The departmental range and cost
of enterprise policy
34. The breadth of these concerns means that enterprise
policy spans the activities of the Treasury, the DTI, the DFES,
the Inland Revenue and other Departments, with substantial enterprise-related
resources at the disposal of the Regional Development Agencies
as well as the devolved authorities in Scotland, Wales, and Northern
Ireland. The role of the Small Business Service (SBS) has been
enhanced to become a centre of expertise for Government on small
business issues, to develop the quality of business support services
and to measure service progress against market outcomes at regional
local and national levels (HM Treasury/SBS (2000b) p.2).
35. The range of policies to support enterprise on
the grounds set out above (para 32 and 33) spans the entire range
of business experience from starting a business, through the trading
and planning environment, investment activity, employment and
training, and growth of the enterprise.

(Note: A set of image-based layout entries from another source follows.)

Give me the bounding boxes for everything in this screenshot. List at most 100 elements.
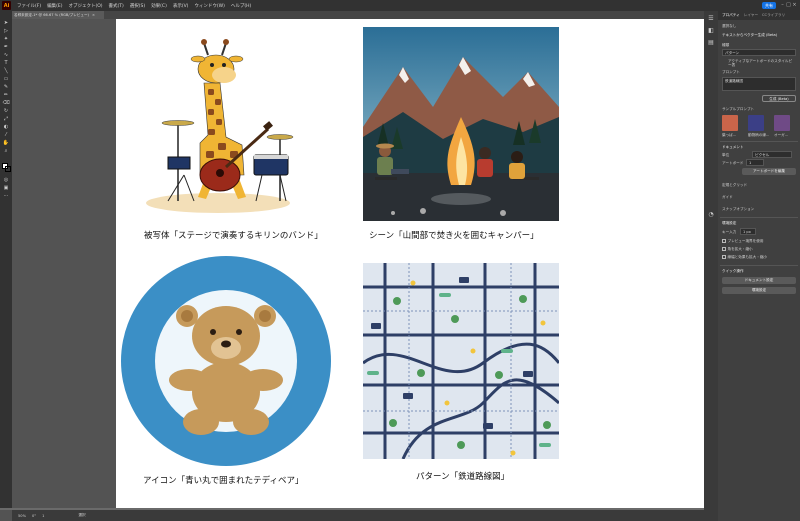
giraffe-band-illustration[interactable] <box>138 25 298 215</box>
type-value: パターン <box>725 51 740 55</box>
checkbox-preview-bounds[interactable]: プレビュー境界を使用 <box>722 239 763 244</box>
properties-icon[interactable]: ☰ <box>707 15 715 23</box>
menu-select[interactable]: 選択(S) <box>130 3 145 9</box>
artboard[interactable]: 被写体「ステージで演奏するキリンのバンド」 シーン「山間部で焚き火を囲むキャンパ… <box>116 19 714 508</box>
panel-icon-strip: ☰ ◧ ▤ ◔ <box>704 11 718 521</box>
caption-subject: 被写体「ステージで演奏するキリンのバンド」 <box>144 231 323 241</box>
artboard-value: 1 <box>749 161 752 165</box>
tab-libraries[interactable]: CCライブラリ <box>762 13 785 18</box>
comments-icon[interactable]: ◔ <box>707 211 715 219</box>
close-window-icon[interactable]: × <box>792 2 797 8</box>
canvas[interactable]: 被写体「ステージで演奏するキリンのバンド」 シーン「山間部で焚き火を囲むキャンパ… <box>12 19 714 510</box>
railway-pattern-illustration[interactable] <box>363 263 559 459</box>
menu-type[interactable]: 書式(T) <box>109 3 124 9</box>
libraries-icon[interactable]: ▤ <box>707 39 715 47</box>
checkbox-icon[interactable] <box>722 247 726 251</box>
eraser-icon[interactable]: ⌫ <box>2 100 10 107</box>
stroke-color-swatch[interactable] <box>5 166 11 172</box>
type-icon[interactable]: T <box>2 60 10 67</box>
checkbox-scale-strokes[interactable]: 線幅と効果も拡大・縮小 <box>722 255 767 260</box>
zoom-icon[interactable]: ⌕ <box>2 148 10 155</box>
preferences-header: 環境設定 <box>722 221 737 225</box>
menu-help[interactable]: ヘルプ(H) <box>231 3 251 9</box>
unit-select[interactable]: ピクセル <box>752 151 792 158</box>
rectangle-icon[interactable]: ▭ <box>2 76 10 83</box>
hand-icon[interactable]: ✋ <box>2 140 10 147</box>
key-increment-input[interactable]: 1 px <box>740 228 756 235</box>
prompt-value: 鉄道路線図 <box>725 79 743 83</box>
draw-mode-icon[interactable]: ◎ <box>2 177 10 184</box>
rotate-icon[interactable]: ↻ <box>2 108 10 115</box>
sample-thumbnail-3[interactable] <box>774 115 790 131</box>
sample-thumbnail-2[interactable] <box>748 115 764 131</box>
menu-effect[interactable]: 効果(C) <box>151 3 167 9</box>
text-to-vector-title[interactable]: テキストからベクター生成 (Beta) <box>722 33 777 38</box>
rotation-view[interactable]: 0° <box>32 514 36 518</box>
document-tab-title: 名称未設定-1* @ 66.67 % (RGB/プレビュー) <box>14 12 89 17</box>
shape-builder-icon[interactable]: ◐ <box>2 124 10 131</box>
selection-icon[interactable]: ➤ <box>2 20 10 27</box>
pen-icon[interactable]: ✒ <box>2 44 10 51</box>
guides-label: ガイド <box>722 195 733 199</box>
menu-window[interactable]: ウィンドウ(W) <box>194 3 224 9</box>
menu-file[interactable]: ファイル(F) <box>17 3 41 9</box>
type-select[interactable]: パターン <box>722 49 796 56</box>
artboard-label: アートボード <box>722 161 744 165</box>
document-setup-button[interactable]: ドキュメント設定 <box>722 277 796 284</box>
prompt-label: プロンプト <box>722 70 740 74</box>
checkbox-scale-corners[interactable]: 角を拡大・縮小 <box>722 247 753 252</box>
artboard-navigator[interactable]: 1 <box>42 514 44 518</box>
key-increment-value: 1 px <box>743 230 751 234</box>
edit-artboard-button[interactable]: アートボードを編集 <box>742 168 796 175</box>
status-bar: 50% 0° 1 選択 <box>12 510 704 521</box>
menu-view[interactable]: 表示(V) <box>173 3 189 9</box>
caption-pattern: パターン「鉄道路線図」 <box>416 472 510 482</box>
unit-label: 単位 <box>722 153 730 157</box>
brush-icon[interactable]: ✎ <box>2 84 10 91</box>
divider <box>720 265 798 266</box>
layers-icon[interactable]: ◧ <box>707 27 715 35</box>
divider <box>720 141 798 142</box>
teddy-bear-icon-illustration[interactable] <box>119 254 333 468</box>
preferences-button[interactable]: 環境設定 <box>722 287 796 294</box>
caption-icon: アイコン「青い丸で囲まれたテディベア」 <box>143 476 304 486</box>
prompt-input[interactable]: 鉄道路線図 <box>722 77 796 91</box>
share-button[interactable]: 共有 <box>762 2 776 9</box>
eyedropper-icon[interactable]: ⁄ <box>2 132 10 139</box>
edit-artboard-label: アートボードを編集 <box>752 169 786 173</box>
artboard-select[interactable]: 1 <box>746 159 764 166</box>
divider <box>720 217 798 218</box>
checkbox-icon[interactable] <box>722 255 726 259</box>
checkbox-icon[interactable] <box>722 239 726 243</box>
menu-object[interactable]: オブジェクト(O) <box>68 3 102 9</box>
minimize-icon[interactable]: – <box>780 2 785 8</box>
tab-layers[interactable]: レイヤー <box>744 13 758 18</box>
document-tab[interactable]: 名称未設定-1* @ 66.67 % (RGB/プレビュー) × <box>12 11 104 19</box>
key-increment-label: キー入力 <box>722 230 737 234</box>
magic-wand-icon[interactable]: ✦ <box>2 36 10 43</box>
close-tab-icon[interactable]: × <box>92 13 95 17</box>
unit-value: ピクセル <box>755 153 770 157</box>
checkbox-label: 角を拡大・縮小 <box>727 247 753 251</box>
tab-properties[interactable]: プロパティ <box>722 13 740 18</box>
document-setup-label: ドキュメント設定 <box>744 278 774 282</box>
generate-label: 生成 (Beta) <box>769 97 789 101</box>
scale-icon[interactable]: ⤢ <box>2 116 10 123</box>
more-tools-icon[interactable]: ⋯ <box>2 193 10 200</box>
curvature-icon[interactable]: ∿ <box>2 52 10 59</box>
maximize-icon[interactable]: □ <box>786 2 791 8</box>
sample-thumbnail-1[interactable] <box>722 115 738 131</box>
menu-edit[interactable]: 編集(E) <box>47 3 62 9</box>
document-header: ドキュメント <box>722 145 744 149</box>
pencil-icon[interactable]: ✏ <box>2 92 10 99</box>
zoom-level[interactable]: 50% <box>18 514 26 518</box>
screen-mode-icon[interactable]: ▣ <box>2 185 10 192</box>
quick-actions-header: クイック操作 <box>722 269 744 273</box>
sample-prompts-label: サンプルプロンプト <box>722 107 755 111</box>
status-tool: 選択 <box>78 513 86 517</box>
generate-button[interactable]: 生成 (Beta) <box>762 95 796 102</box>
sample-caption-3: オーガ... <box>774 133 789 137</box>
campfire-scene-illustration[interactable] <box>363 27 559 221</box>
line-icon[interactable]: ╲ <box>2 68 10 75</box>
direct-selection-icon[interactable]: ▷ <box>2 28 10 35</box>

The estimated total cost
of this support within the UK was just under £8 billion in
2002. Appendix 6 provides a broad breakdown of this sum by Department.

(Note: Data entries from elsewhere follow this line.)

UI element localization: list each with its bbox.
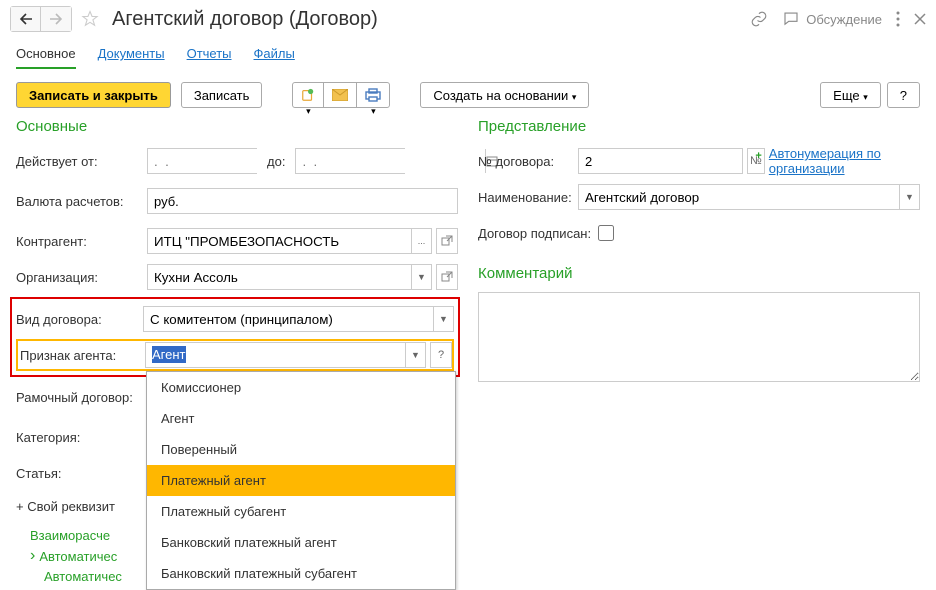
section-comment: Комментарий — [478, 265, 920, 282]
label-counterparty: Контрагент: — [16, 234, 147, 249]
agent-sign-value: Агент — [152, 346, 186, 363]
label-organization: Организация: — [16, 270, 147, 285]
agent-sign-field[interactable]: Агент ▼ — [145, 342, 426, 368]
help-small-button[interactable]: ? — [430, 342, 452, 368]
more-button[interactable]: Еще ▾ — [820, 82, 881, 108]
dropdown-icon[interactable]: ▼ — [433, 307, 453, 331]
label-frame-contract: Рамочный договор: — [16, 390, 147, 405]
dropdown-item[interactable]: Платежный агент — [147, 465, 455, 496]
label-agent-sign: Признак агента: — [20, 348, 145, 363]
create-based-label: Создать на основании — [433, 88, 568, 103]
date-to-input[interactable] — [296, 149, 485, 173]
name-field[interactable]: ▼ — [578, 184, 920, 210]
organization-input[interactable] — [148, 265, 411, 289]
email-button[interactable] — [323, 82, 357, 108]
dropdown-item[interactable]: Банковский платежный агент — [147, 527, 455, 558]
chevron-icon — [30, 547, 35, 565]
close-icon[interactable] — [914, 13, 926, 25]
save-close-button[interactable]: Записать и закрыть — [16, 82, 171, 108]
section-presentation: Представление — [478, 118, 920, 135]
more-label: Еще — [833, 88, 859, 103]
tab-reports[interactable]: Отчеты — [187, 40, 232, 69]
dropdown-icon[interactable]: ▼ — [411, 265, 431, 289]
organization-field[interactable]: ▼ — [147, 264, 432, 290]
tab-files[interactable]: Файлы — [254, 40, 295, 69]
dropdown-item[interactable]: Комиссионер — [147, 372, 455, 403]
dropdown-item[interactable]: Платежный субагент — [147, 496, 455, 527]
number-input[interactable] — [578, 148, 743, 174]
ellipsis-button[interactable]: ... — [411, 229, 431, 253]
discussion-label: Обсуждение — [806, 12, 882, 27]
name-input[interactable] — [579, 185, 899, 209]
create-based-button[interactable]: Создать на основании ▾ — [420, 82, 589, 108]
contract-type-input[interactable] — [144, 307, 433, 331]
favorite-icon[interactable] — [80, 9, 100, 29]
print-button[interactable]: ▾ — [356, 82, 390, 108]
dropdown-item[interactable]: Поверенный — [147, 434, 455, 465]
page-title: Агентский договор (Договор) — [112, 8, 744, 31]
label-article: Статья: — [16, 466, 147, 481]
label-currency: Валюта расчетов: — [16, 194, 147, 209]
date-to[interactable] — [295, 148, 405, 174]
dropdown-item[interactable]: Агент — [147, 403, 455, 434]
signed-checkbox[interactable] — [598, 225, 614, 241]
section-main: Основные — [16, 118, 458, 135]
agent-sign-dropdown: КомиссионерАгентПоверенныйПлатежный аген… — [146, 371, 456, 590]
open-ref-button[interactable] — [436, 228, 458, 254]
tab-main[interactable]: Основное — [16, 40, 76, 69]
autonum-button[interactable]: №+ — [747, 148, 765, 174]
forward-button[interactable] — [41, 7, 71, 31]
attach-button[interactable]: ▾ — [292, 82, 324, 108]
counterparty-input[interactable] — [148, 229, 411, 253]
more-menu-icon[interactable] — [896, 11, 900, 27]
label-number: № договора: — [478, 154, 578, 169]
contract-type-field[interactable]: ▼ — [143, 306, 454, 332]
date-from[interactable] — [147, 148, 257, 174]
label-category: Категория: — [16, 430, 147, 445]
tabs: Основное Документы Отчеты Файлы — [0, 38, 936, 72]
tab-documents[interactable]: Документы — [98, 40, 165, 69]
label-name: Наименование: — [478, 190, 578, 205]
counterparty-field[interactable]: ... — [147, 228, 432, 254]
comment-textarea[interactable] — [478, 292, 920, 382]
autonum-link[interactable]: Автонумерация по организации — [769, 146, 920, 176]
label-signed: Договор подписан: — [478, 226, 598, 241]
dropdown-item[interactable]: Банковский платежный субагент — [147, 558, 455, 589]
back-button[interactable] — [11, 7, 41, 31]
label-contract-type: Вид договора: — [16, 312, 143, 327]
label-active-from: Действует от: — [16, 154, 147, 169]
nav-buttons — [10, 6, 72, 32]
dropdown-icon[interactable]: ▼ — [899, 185, 919, 209]
link-icon[interactable] — [750, 10, 768, 28]
label-to: до: — [267, 154, 285, 169]
dropdown-icon[interactable]: ▼ — [405, 343, 425, 367]
open-ref-button[interactable] — [436, 264, 458, 290]
help-button[interactable]: ? — [887, 82, 920, 108]
discussion-button[interactable]: Обсуждение — [782, 10, 882, 28]
currency-input[interactable] — [147, 188, 458, 214]
save-button[interactable]: Записать — [181, 82, 263, 108]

A detailed listing of this support by programme and administering
department is set out in Appendix 7, whilst Appendix 8 provides
a breakdown by the purpose of the programmes in terms, for instance
of start-up, growth, the trading environment and access to finance.
36. Appendix 6 reveals the full range of departmental
involvement. The total annual sum of just under £8 billion
includes around £2.6 billion of tax relief associated with
the Enterprise Investment Scheme (EIS) and Venture Capital Trust
(VCT) scheme and the range of tax changes associated with setting
lower rates of small firm corporation tax, and changes in capital
gains tax. Around £3 billion is shown as agricultural
support activities which derive from the receipts under the Common
Agricultural Policy (CAP). This money goes to support farming
activity and therefore ranges from small holdings to large corporate
firms. It is not focussed on either SMEs or entrepreneurship
as such but does constitute financial support for companies (farms).
It is worth noting that the UK obtains less than £250 million
a year in EU non-agricultural support funding.